# OpenAI与Thrive打造自我改进税务AI智能体，准确率97%

- 来源：Rohan Paul (@rohanpaul_ai)
- 发布时间：2026-05-28 00:46
- AIHOT 分数：53
- AIHOT 链接：https://aihot.virxact.com/items/cmpobfjav04muslv42az8yy03
- 原文链接：https://x.com/rohanpaul_ai/status/2059677513341931633

## AI 摘要

OpenAI与Thrive合作开发了一款自我改进的税务AI智能体，已在30多家会计事务所处理约7,000份报税表。该智能体将准备时间缩短约三分之一，吞吐量提升约50%，并达到高达97%的准确率。技术难点在于处理混乱的K-1s、租赁计划等非结构化文件，以及跨文档的数值匹配。系统为每个操作记录完整追踪链，并利用会计师的重复修正作为评估目标，驱动Codex生成可测试的代码修复任务，形成自我改进闭环。

## 正文

OpenAI and Thrive just built a self-improving tax agent with up to 97% accuracy.

Tax AI processed 7，000 returns across 30+ accounting firms， saved about one-third of preparation time， reached up to 97% accuracy， and raised throughput by about 50%.

The hard part was not reading W-2s or 1099s， but handling messy K-1s， rental schedules， notes， spreadsheets， prior-year files， and values that must match across documents.

The system records the full trace： source file， extracted field， citation， tax-engine mapping， accountant correction， and final filed value.

Repeated corrections become eval targets， so Codex gets a narrow task with evidence， code， tests， and a pass condition.

A wrong tax field can come from many places： bad extraction， weak mapping， unsupported workflow， prior-year carryover， or human judgment.

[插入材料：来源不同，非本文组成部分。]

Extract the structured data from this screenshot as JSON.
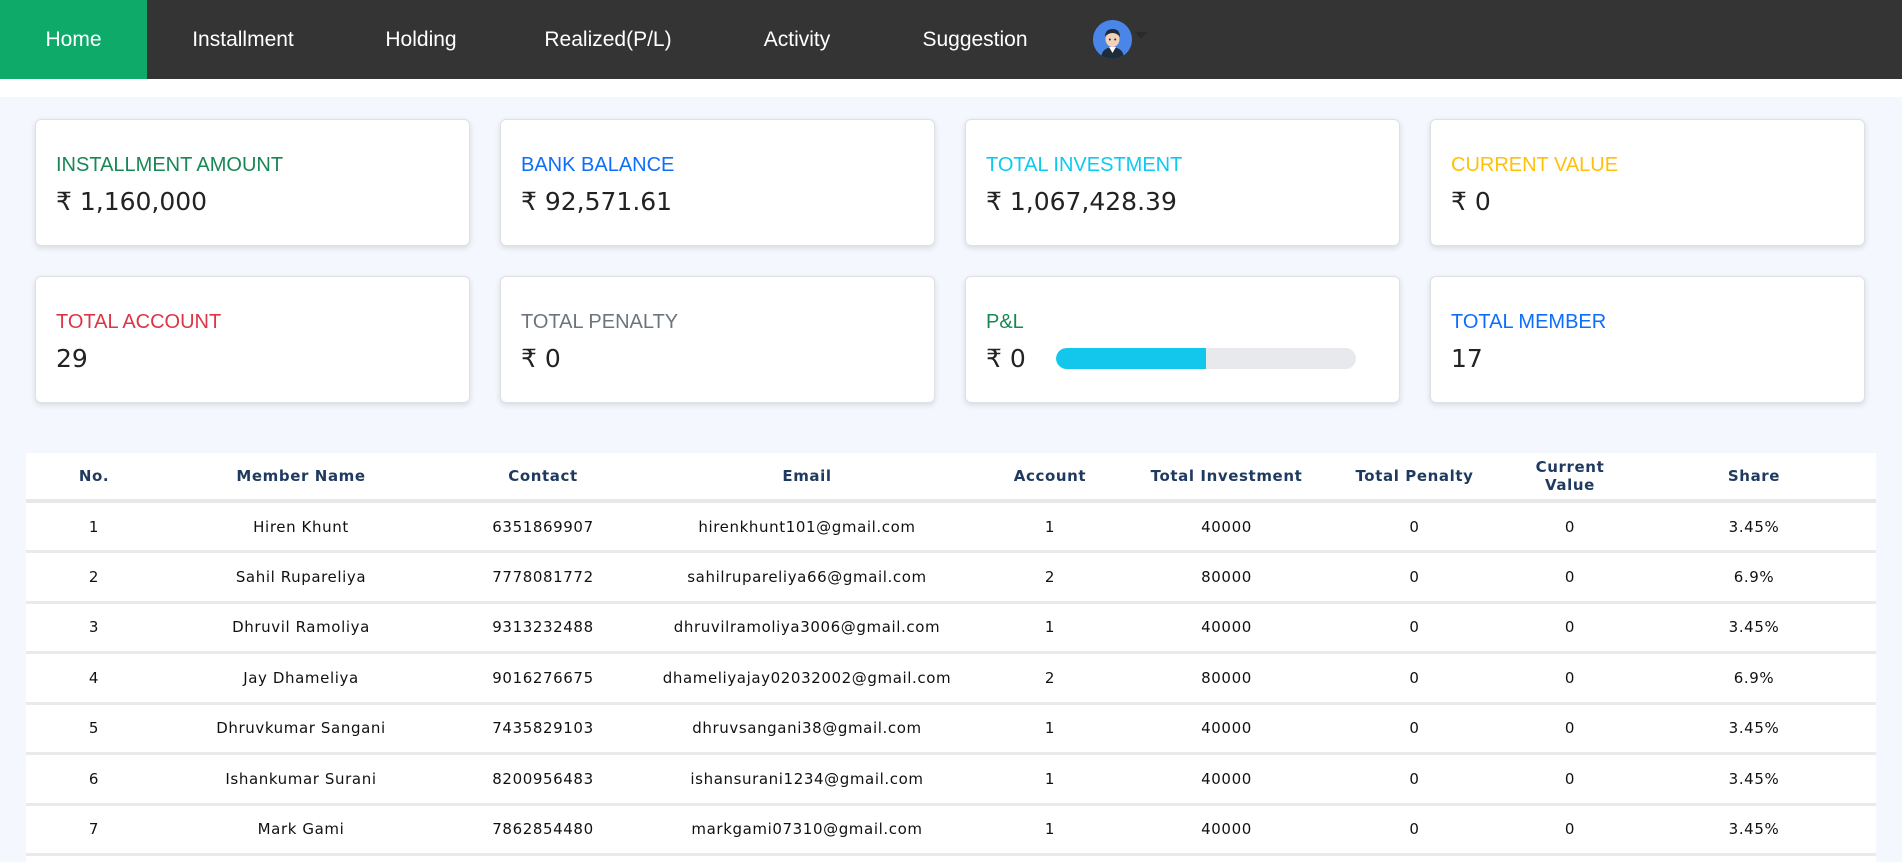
{
  "nav": {
    "items": [
      {
        "label": "Home",
        "active": true
      },
      {
        "label": "Installment",
        "active": false
      },
      {
        "label": "Holding",
        "active": false
      },
      {
        "label": "Realized(P/L)",
        "active": false
      },
      {
        "label": "Activity",
        "active": false
      },
      {
        "label": "Suggestion",
        "active": false
      }
    ],
    "user_icon": "user-avatar-icon",
    "dropdown_icon": "caret-down-icon"
  },
  "cards": {
    "installment_amount": {
      "title": "INSTALLMENT AMOUNT",
      "value": "₹ 1,160,000",
      "color": "#198754"
    },
    "bank_balance": {
      "title": "BANK BALANCE",
      "value": "₹ 92,571.61",
      "color": "#0d6efd"
    },
    "total_investment": {
      "title": "TOTAL INVESTMENT",
      "value": "₹ 1,067,428.39",
      "color": "#0dcaf0"
    },
    "current_value": {
      "title": "CURRENT VALUE",
      "value": "₹ 0",
      "color": "#ffc107"
    },
    "total_account": {
      "title": "TOTAL ACCOUNT",
      "value": "29",
      "color": "#dc3545"
    },
    "total_penalty": {
      "title": "TOTAL PENALTY",
      "value": "₹ 0",
      "color": "#6c757d"
    },
    "pl": {
      "title": "P&L",
      "value": "₹ 0",
      "color": "#198754",
      "progress_fraction": 0.5,
      "progress_color": "#13c7ec"
    },
    "total_member": {
      "title": "TOTAL MEMBER",
      "value": "17",
      "color": "#0d6efd"
    }
  },
  "table": {
    "headers": [
      "No.",
      "Member Name",
      "Contact",
      "Email",
      "Account",
      "Total Investment",
      "Total Penalty",
      "Current Value",
      "Share"
    ],
    "rows": [
      [
        "1",
        "Hiren Khunt",
        "6351869907",
        "hirenkhunt101@gmail.com",
        "1",
        "40000",
        "0",
        "0",
        "3.45%"
      ],
      [
        "2",
        "Sahil Rupareliya",
        "7778081772",
        "sahilrupareliya66@gmail.com",
        "2",
        "80000",
        "0",
        "0",
        "6.9%"
      ],
      [
        "3",
        "Dhruvil Ramoliya",
        "9313232488",
        "dhruvilramoliya3006@gmail.com",
        "1",
        "40000",
        "0",
        "0",
        "3.45%"
      ],
      [
        "4",
        "Jay Dhameliya",
        "9016276675",
        "dhameliyajay02032002@gmail.com",
        "2",
        "80000",
        "0",
        "0",
        "6.9%"
      ],
      [
        "5",
        "Dhruvkumar Sangani",
        "7435829103",
        "dhruvsangani38@gmail.com",
        "1",
        "40000",
        "0",
        "0",
        "3.45%"
      ],
      [
        "6",
        "Ishankumar Surani",
        "8200956483",
        "ishansurani1234@gmail.com",
        "1",
        "40000",
        "0",
        "0",
        "3.45%"
      ],
      [
        "7",
        "Mark Gami",
        "7862854480",
        "markgami07310@gmail.com",
        "1",
        "40000",
        "0",
        "0",
        "3.45%"
      ]
    ]
  }
}
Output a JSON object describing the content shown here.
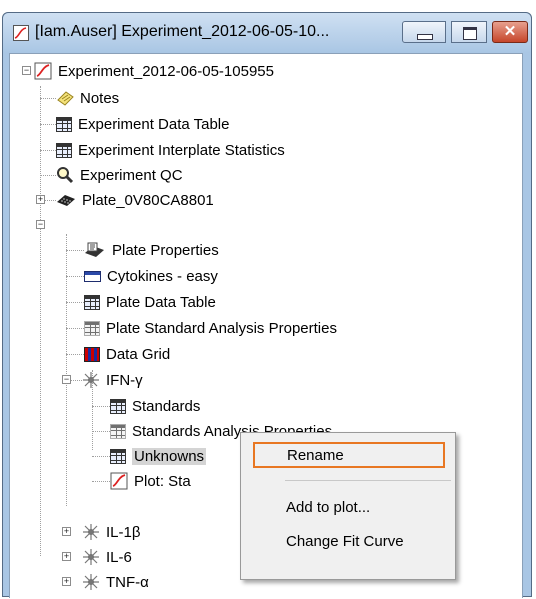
{
  "window": {
    "title": "[Iam.Auser] Experiment_2012-06-05-10...",
    "close_glyph": "✕"
  },
  "tree": {
    "root": "Experiment_2012-06-05-105955",
    "items": [
      {
        "label": "Notes",
        "icon": "notes-icon"
      },
      {
        "label": "Experiment Data Table",
        "icon": "table-icon"
      },
      {
        "label": "Experiment Interplate Statistics",
        "icon": "table-icon"
      },
      {
        "label": "Experiment QC",
        "icon": "magnifier-icon"
      },
      {
        "label": "Plate_0V80CA8801",
        "icon": "plate-icon"
      },
      {
        "label": "Plate Properties",
        "icon": "plate-properties-icon"
      },
      {
        "label": "Cytokines - easy",
        "icon": "panel-icon"
      },
      {
        "label": "Plate Data Table",
        "icon": "table-icon"
      },
      {
        "label": "Plate Standard Analysis Properties",
        "icon": "grey-table-icon"
      },
      {
        "label": "Data Grid",
        "icon": "heatmap-icon"
      },
      {
        "label": "IFN-γ",
        "icon": "analyte-icon"
      },
      {
        "label": "Standards",
        "icon": "table-icon"
      },
      {
        "label": "Standards Analysis Properties",
        "icon": "grey-table-icon"
      },
      {
        "label": "Unknowns",
        "icon": "table-icon"
      },
      {
        "label": "Plot: Sta",
        "icon": "plot-icon"
      },
      {
        "label": "IL-1β",
        "icon": "analyte-icon"
      },
      {
        "label": "IL-6",
        "icon": "analyte-icon"
      },
      {
        "label": "TNF-α",
        "icon": "analyte-icon"
      }
    ]
  },
  "context_menu": {
    "rename": "Rename",
    "add_to_plot": "Add to plot...",
    "change_fit_curve": "Change Fit Curve"
  },
  "colors": {
    "title_bar": "#a9c6e4",
    "highlight_box": "#e87722",
    "selection": "#d4d4d4"
  }
}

The clever part was not simply using Codex to write fixes， but building a product environment where repeated practitioner corrections became bounded， testable engineering tasks.

In the rental-property example， the agent could inspect source documents， extraction traces， mapper behavior， expected outputs， and regression tests before proposing a change.